I am having difficulty solving the above problem.
I understand that the number of strings which have ONLY an $x$ in it is $26^8 - 25^8$, and the same goes for $y$, but I cannot wrap my head around how to solve for $x$ and $y$.
The answer I came up with is ${8}\choose{2}$ $\times 26^6$, the $8\choose 2$ coming from placing $x$ and $y$ into any of the $8$ spots onto the strong, and the $26^6$ filling out the rest of the spots with any letters.
I cannot shake the feeling that this answer is incorrect, and I am looking for someone to help walk me through the problem so I can get a better understanding of it. Thanks.

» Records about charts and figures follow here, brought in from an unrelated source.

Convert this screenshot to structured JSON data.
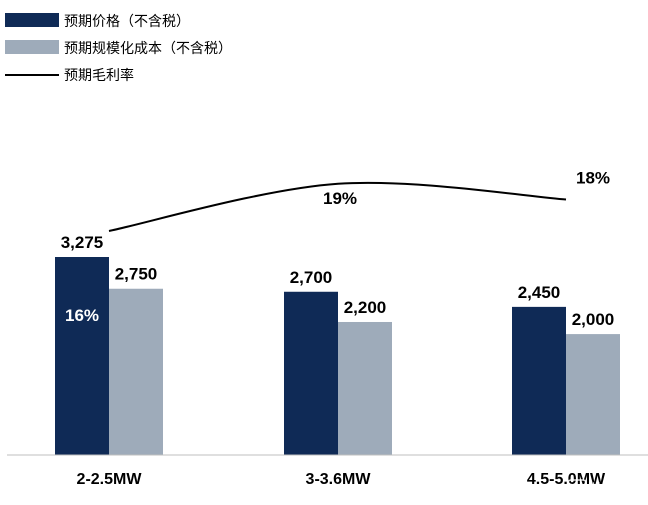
{
  "chart_data": {
    "type": "bar",
    "categories": [
      "2-2.5MW",
      "3-3.6MW",
      "4.5-5.0MW"
    ],
    "series": [
      {
        "name": "预期价格（不含税）",
        "type": "bar",
        "color": "#0f2a56",
        "values": [
          3275,
          2700,
          2450
        ],
        "labels": [
          "3,275",
          "2,700",
          "2,450"
        ]
      },
      {
        "name": "预期规模化成本（不含税）",
        "type": "bar",
        "color": "#9eabba",
        "values": [
          2750,
          2200,
          2000
        ],
        "labels": [
          "2,750",
          "2,200",
          "2,000"
        ]
      },
      {
        "name": "预期毛利率",
        "type": "line",
        "color": "#000000",
        "values": [
          16,
          19,
          18
        ],
        "labels": [
          "16%",
          "19%",
          "18%"
        ],
        "unit": "%"
      }
    ],
    "ylim": [
      0,
      5000
    ],
    "line_ylim": [
      0,
      24
    ],
    "legend": "top-left",
    "grid": false
  },
  "watermark": {
    "text": "格隆汇"
  }
}
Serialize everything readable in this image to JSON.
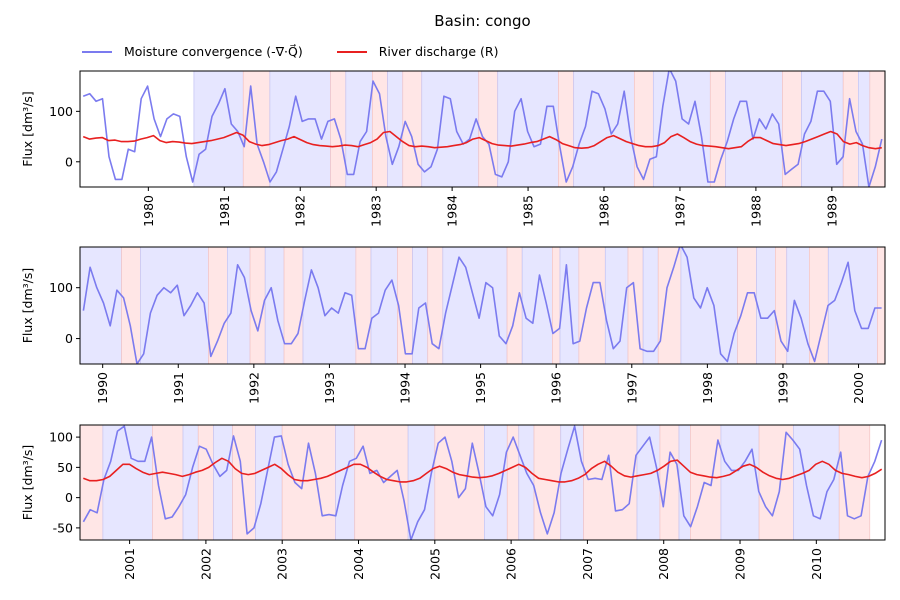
{
  "title": "Basin: congo",
  "legend": {
    "moisture": "Moisture convergence (-∇·Q⃗)",
    "discharge": "River discharge (R)"
  },
  "colors": {
    "moisture": "#7b7bef",
    "discharge": "#e82020",
    "pos_span": "#e6e6ff",
    "neg_span": "#ffe6e6"
  },
  "chart_data": [
    {
      "type": "line",
      "xlim": [
        1979.1,
        1989.7
      ],
      "ylim": [
        -50,
        180
      ],
      "ylabel": "Flux [dm³/s]",
      "yticks": [
        0,
        100
      ],
      "xticks": [
        "1980",
        "1981",
        "1982",
        "1983",
        "1984",
        "1985",
        "1986",
        "1987",
        "1988",
        "1989"
      ],
      "spans": [
        {
          "from": 1980.6,
          "to": 1981.25,
          "type": "pos"
        },
        {
          "from": 1981.25,
          "to": 1981.6,
          "type": "neg"
        },
        {
          "from": 1981.6,
          "to": 1982.4,
          "type": "pos"
        },
        {
          "from": 1982.4,
          "to": 1982.6,
          "type": "neg"
        },
        {
          "from": 1982.6,
          "to": 1982.95,
          "type": "pos"
        },
        {
          "from": 1982.95,
          "to": 1983.15,
          "type": "neg"
        },
        {
          "from": 1983.15,
          "to": 1983.35,
          "type": "pos"
        },
        {
          "from": 1983.35,
          "to": 1983.6,
          "type": "neg"
        },
        {
          "from": 1983.6,
          "to": 1984.35,
          "type": "pos"
        },
        {
          "from": 1984.35,
          "to": 1984.6,
          "type": "neg"
        },
        {
          "from": 1984.6,
          "to": 1985.4,
          "type": "pos"
        },
        {
          "from": 1985.4,
          "to": 1985.6,
          "type": "neg"
        },
        {
          "from": 1985.6,
          "to": 1986.4,
          "type": "pos"
        },
        {
          "from": 1986.4,
          "to": 1986.65,
          "type": "neg"
        },
        {
          "from": 1986.65,
          "to": 1987.4,
          "type": "pos"
        },
        {
          "from": 1987.4,
          "to": 1987.6,
          "type": "neg"
        },
        {
          "from": 1987.6,
          "to": 1988.35,
          "type": "pos"
        },
        {
          "from": 1988.35,
          "to": 1988.6,
          "type": "neg"
        },
        {
          "from": 1988.6,
          "to": 1989.15,
          "type": "pos"
        },
        {
          "from": 1989.15,
          "to": 1989.35,
          "type": "neg"
        },
        {
          "from": 1989.35,
          "to": 1989.5,
          "type": "pos"
        },
        {
          "from": 1989.5,
          "to": 1989.7,
          "type": "neg"
        }
      ],
      "moisture": [
        130,
        135,
        120,
        125,
        10,
        -35,
        -35,
        25,
        20,
        125,
        150,
        85,
        50,
        85,
        95,
        90,
        10,
        -40,
        15,
        25,
        90,
        115,
        145,
        75,
        60,
        30,
        150,
        35,
        0,
        -40,
        -20,
        25,
        70,
        130,
        80,
        85,
        85,
        45,
        80,
        85,
        45,
        -25,
        -25,
        40,
        60,
        160,
        135,
        50,
        -5,
        30,
        80,
        50,
        -5,
        -20,
        -10,
        25,
        130,
        125,
        60,
        35,
        45,
        85,
        50,
        35,
        -25,
        -30,
        0,
        100,
        125,
        60,
        30,
        35,
        110,
        110,
        30,
        -40,
        -10,
        35,
        70,
        140,
        135,
        105,
        55,
        75,
        140,
        50,
        -10,
        -35,
        5,
        10,
        110,
        185,
        160,
        85,
        75,
        120,
        50,
        -40,
        -40,
        5,
        40,
        85,
        120,
        120,
        45,
        85,
        65,
        95,
        75,
        -25,
        -15,
        -5,
        55,
        80,
        140,
        140,
        120,
        -5,
        10,
        125,
        60,
        35,
        -50,
        -10,
        45
      ],
      "discharge": [
        50,
        45,
        47,
        48,
        42,
        43,
        40,
        40,
        41,
        45,
        48,
        52,
        42,
        38,
        40,
        39,
        37,
        36,
        38,
        40,
        42,
        45,
        48,
        53,
        58,
        53,
        40,
        35,
        32,
        34,
        38,
        42,
        45,
        50,
        44,
        38,
        34,
        32,
        31,
        30,
        31,
        33,
        32,
        30,
        34,
        38,
        45,
        58,
        60,
        50,
        40,
        32,
        30,
        31,
        30,
        28,
        29,
        30,
        32,
        34,
        38,
        45,
        48,
        42,
        36,
        33,
        32,
        31,
        33,
        35,
        38,
        40,
        45,
        50,
        44,
        36,
        32,
        28,
        27,
        28,
        32,
        40,
        48,
        52,
        46,
        40,
        36,
        32,
        30,
        30,
        32,
        38,
        50,
        55,
        48,
        40,
        35,
        32,
        31,
        30,
        28,
        26,
        28,
        30,
        40,
        48,
        48,
        42,
        36,
        34,
        32,
        34,
        36,
        40,
        45,
        50,
        55,
        60,
        55,
        40,
        35,
        38,
        32,
        28,
        26,
        28
      ]
    },
    {
      "type": "line",
      "xlim": [
        1989.7,
        2000.35
      ],
      "ylim": [
        -50,
        180
      ],
      "ylabel": "Flux [dm³/s]",
      "yticks": [
        0,
        100
      ],
      "xticks": [
        "1990",
        "1991",
        "1992",
        "1993",
        "1994",
        "1995",
        "1996",
        "1997",
        "1998",
        "1999",
        "2000"
      ],
      "spans": [
        {
          "from": 1989.7,
          "to": 1990.25,
          "type": "pos"
        },
        {
          "from": 1990.25,
          "to": 1990.5,
          "type": "neg"
        },
        {
          "from": 1990.5,
          "to": 1991.4,
          "type": "pos"
        },
        {
          "from": 1991.4,
          "to": 1991.65,
          "type": "neg"
        },
        {
          "from": 1991.65,
          "to": 1991.95,
          "type": "pos"
        },
        {
          "from": 1991.95,
          "to": 1992.15,
          "type": "neg"
        },
        {
          "from": 1992.15,
          "to": 1992.4,
          "type": "pos"
        },
        {
          "from": 1992.4,
          "to": 1992.65,
          "type": "neg"
        },
        {
          "from": 1992.65,
          "to": 1993.35,
          "type": "pos"
        },
        {
          "from": 1993.35,
          "to": 1993.55,
          "type": "neg"
        },
        {
          "from": 1993.55,
          "to": 1993.9,
          "type": "pos"
        },
        {
          "from": 1993.9,
          "to": 1994.1,
          "type": "neg"
        },
        {
          "from": 1994.1,
          "to": 1994.3,
          "type": "pos"
        },
        {
          "from": 1994.3,
          "to": 1994.5,
          "type": "neg"
        },
        {
          "from": 1994.5,
          "to": 1995.35,
          "type": "pos"
        },
        {
          "from": 1995.35,
          "to": 1995.55,
          "type": "neg"
        },
        {
          "from": 1995.55,
          "to": 1995.95,
          "type": "pos"
        },
        {
          "from": 1995.95,
          "to": 1996.05,
          "type": "neg"
        },
        {
          "from": 1996.05,
          "to": 1996.3,
          "type": "pos"
        },
        {
          "from": 1996.3,
          "to": 1996.65,
          "type": "neg"
        },
        {
          "from": 1996.65,
          "to": 1996.95,
          "type": "pos"
        },
        {
          "from": 1996.95,
          "to": 1997.15,
          "type": "neg"
        },
        {
          "from": 1997.15,
          "to": 1997.35,
          "type": "pos"
        },
        {
          "from": 1997.35,
          "to": 1997.65,
          "type": "neg"
        },
        {
          "from": 1997.65,
          "to": 1998.4,
          "type": "pos"
        },
        {
          "from": 1998.4,
          "to": 1998.65,
          "type": "neg"
        },
        {
          "from": 1998.65,
          "to": 1998.9,
          "type": "pos"
        },
        {
          "from": 1998.9,
          "to": 1999.05,
          "type": "neg"
        },
        {
          "from": 1999.05,
          "to": 1999.35,
          "type": "pos"
        },
        {
          "from": 1999.35,
          "to": 1999.6,
          "type": "neg"
        },
        {
          "from": 1999.6,
          "to": 2000.25,
          "type": "pos"
        },
        {
          "from": 2000.25,
          "to": 2000.35,
          "type": "neg"
        }
      ],
      "moisture": [
        55,
        140,
        100,
        70,
        25,
        95,
        80,
        25,
        -50,
        -30,
        50,
        85,
        100,
        90,
        105,
        45,
        65,
        90,
        70,
        -35,
        -5,
        30,
        50,
        145,
        120,
        55,
        15,
        75,
        100,
        35,
        -10,
        -10,
        10,
        75,
        135,
        100,
        45,
        60,
        50,
        90,
        85,
        -20,
        -20,
        40,
        50,
        95,
        115,
        65,
        -30,
        -30,
        60,
        70,
        -10,
        -20,
        50,
        105,
        160,
        140,
        90,
        40,
        110,
        100,
        5,
        -10,
        25,
        90,
        40,
        30,
        125,
        70,
        10,
        20,
        145,
        -10,
        -5,
        60,
        110,
        110,
        35,
        -20,
        -5,
        100,
        110,
        -20,
        -25,
        -25,
        -5,
        100,
        140,
        185,
        160,
        80,
        60,
        100,
        65,
        -30,
        -45,
        10,
        45,
        90,
        90,
        40,
        40,
        55,
        -5,
        -25,
        75,
        40,
        -10,
        -45,
        10,
        65,
        75,
        110,
        150,
        55,
        20,
        20,
        60,
        60
      ]
    },
    {
      "type": "line",
      "xlim": [
        2000.35,
        2010.9
      ],
      "ylim": [
        -70,
        120
      ],
      "ylabel": "Flux [dm³/s]",
      "yticks": [
        -50,
        0,
        50,
        100
      ],
      "xticks": [
        "2001",
        "2002",
        "2003",
        "2004",
        "2005",
        "2006",
        "2007",
        "2008",
        "2009",
        "2010"
      ],
      "spans": [
        {
          "from": 2000.35,
          "to": 2000.65,
          "type": "neg"
        },
        {
          "from": 2000.65,
          "to": 2001.3,
          "type": "pos"
        },
        {
          "from": 2001.3,
          "to": 2001.7,
          "type": "neg"
        },
        {
          "from": 2001.7,
          "to": 2001.9,
          "type": "pos"
        },
        {
          "from": 2001.9,
          "to": 2002.1,
          "type": "neg"
        },
        {
          "from": 2002.1,
          "to": 2002.35,
          "type": "pos"
        },
        {
          "from": 2002.35,
          "to": 2002.65,
          "type": "neg"
        },
        {
          "from": 2002.65,
          "to": 2003.0,
          "type": "pos"
        },
        {
          "from": 2003.0,
          "to": 2003.7,
          "type": "neg"
        },
        {
          "from": 2003.7,
          "to": 2003.95,
          "type": "pos"
        },
        {
          "from": 2003.95,
          "to": 2004.65,
          "type": "neg"
        },
        {
          "from": 2004.65,
          "to": 2005.0,
          "type": "pos"
        },
        {
          "from": 2005.0,
          "to": 2005.65,
          "type": "neg"
        },
        {
          "from": 2005.65,
          "to": 2005.95,
          "type": "pos"
        },
        {
          "from": 2005.95,
          "to": 2006.1,
          "type": "neg"
        },
        {
          "from": 2006.1,
          "to": 2006.3,
          "type": "pos"
        },
        {
          "from": 2006.3,
          "to": 2006.65,
          "type": "neg"
        },
        {
          "from": 2006.65,
          "to": 2006.95,
          "type": "pos"
        },
        {
          "from": 2006.95,
          "to": 2007.65,
          "type": "neg"
        },
        {
          "from": 2007.65,
          "to": 2007.95,
          "type": "pos"
        },
        {
          "from": 2007.95,
          "to": 2008.2,
          "type": "neg"
        },
        {
          "from": 2008.2,
          "to": 2008.35,
          "type": "pos"
        },
        {
          "from": 2008.35,
          "to": 2008.75,
          "type": "neg"
        },
        {
          "from": 2008.75,
          "to": 2009.25,
          "type": "pos"
        },
        {
          "from": 2009.25,
          "to": 2009.7,
          "type": "neg"
        },
        {
          "from": 2009.7,
          "to": 2010.3,
          "type": "pos"
        },
        {
          "from": 2010.3,
          "to": 2010.7,
          "type": "neg"
        }
      ],
      "moisture": [
        -40,
        -20,
        -25,
        30,
        60,
        110,
        118,
        65,
        60,
        60,
        100,
        20,
        -35,
        -32,
        -15,
        5,
        50,
        85,
        80,
        55,
        35,
        45,
        102,
        60,
        -60,
        -50,
        -10,
        45,
        100,
        102,
        55,
        25,
        15,
        90,
        40,
        -30,
        -28,
        -30,
        20,
        60,
        65,
        85,
        40,
        45,
        25,
        35,
        45,
        -5,
        -70,
        -40,
        -20,
        40,
        90,
        100,
        60,
        0,
        15,
        90,
        40,
        -15,
        -30,
        5,
        75,
        100,
        70,
        40,
        20,
        -25,
        -60,
        -25,
        40,
        80,
        118,
        60,
        30,
        32,
        30,
        70,
        -22,
        -20,
        -10,
        70,
        85,
        100,
        50,
        -15,
        75,
        55,
        -30,
        -48,
        -15,
        25,
        20,
        95,
        60,
        45,
        45,
        60,
        80,
        10,
        -15,
        -30,
        10,
        108,
        95,
        80,
        20,
        -30,
        -35,
        10,
        30,
        75,
        -30,
        -35,
        -30,
        35,
        60,
        95
      ],
      "discharge": [
        32,
        28,
        28,
        30,
        35,
        45,
        55,
        55,
        48,
        42,
        38,
        40,
        42,
        40,
        38,
        35,
        38,
        42,
        45,
        50,
        58,
        65,
        60,
        48,
        40,
        38,
        40,
        45,
        50,
        55,
        48,
        38,
        30,
        28,
        28,
        30,
        32,
        35,
        40,
        45,
        50,
        55,
        55,
        50,
        42,
        35,
        30,
        28,
        26,
        26,
        28,
        32,
        40,
        48,
        52,
        48,
        42,
        38,
        36,
        34,
        33,
        34,
        36,
        40,
        45,
        50,
        55,
        50,
        40,
        32,
        30,
        28,
        26,
        26,
        28,
        32,
        38,
        48,
        55,
        60,
        52,
        42,
        36,
        34,
        36,
        38,
        40,
        45,
        52,
        60,
        62,
        52,
        42,
        38,
        36,
        34,
        33,
        35,
        38,
        45,
        52,
        55,
        50,
        42,
        36,
        32,
        30,
        32,
        36,
        40,
        45,
        55,
        60,
        55,
        45,
        40,
        38,
        35,
        33,
        35,
        40,
        47
      ]
    }
  ]
}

Your answer is indeed incorrect because it has overcounted scenarios where you have more than one $x$ and/or more than one $y$ occurring. For example, letting the positions chosen in the first step be colored red, you would have considered $\color{red}{XY}xaaaaa$ to be a different outcome than $x\color{red}{YX}aaaaa$ despite them both having the same letters in the same order.
For a corrected approach, consider counting the opposite event: We have no $X$'s or we have no $Y$'s.
Let $A$ be the set of 8 letter strings where we have no $X$'s. Let $B$ be the set of 8 letter strings where we have no $Y$'s. Let $\Omega$ be the set of 8 letter strings with no restrictions.
Remember that $|A\cup B| = |A|+|B|-|A\cap B|$ and remember that $|\Omega| - |A\cup B| = |A^c\cap B^c|$, the total you are really looking for.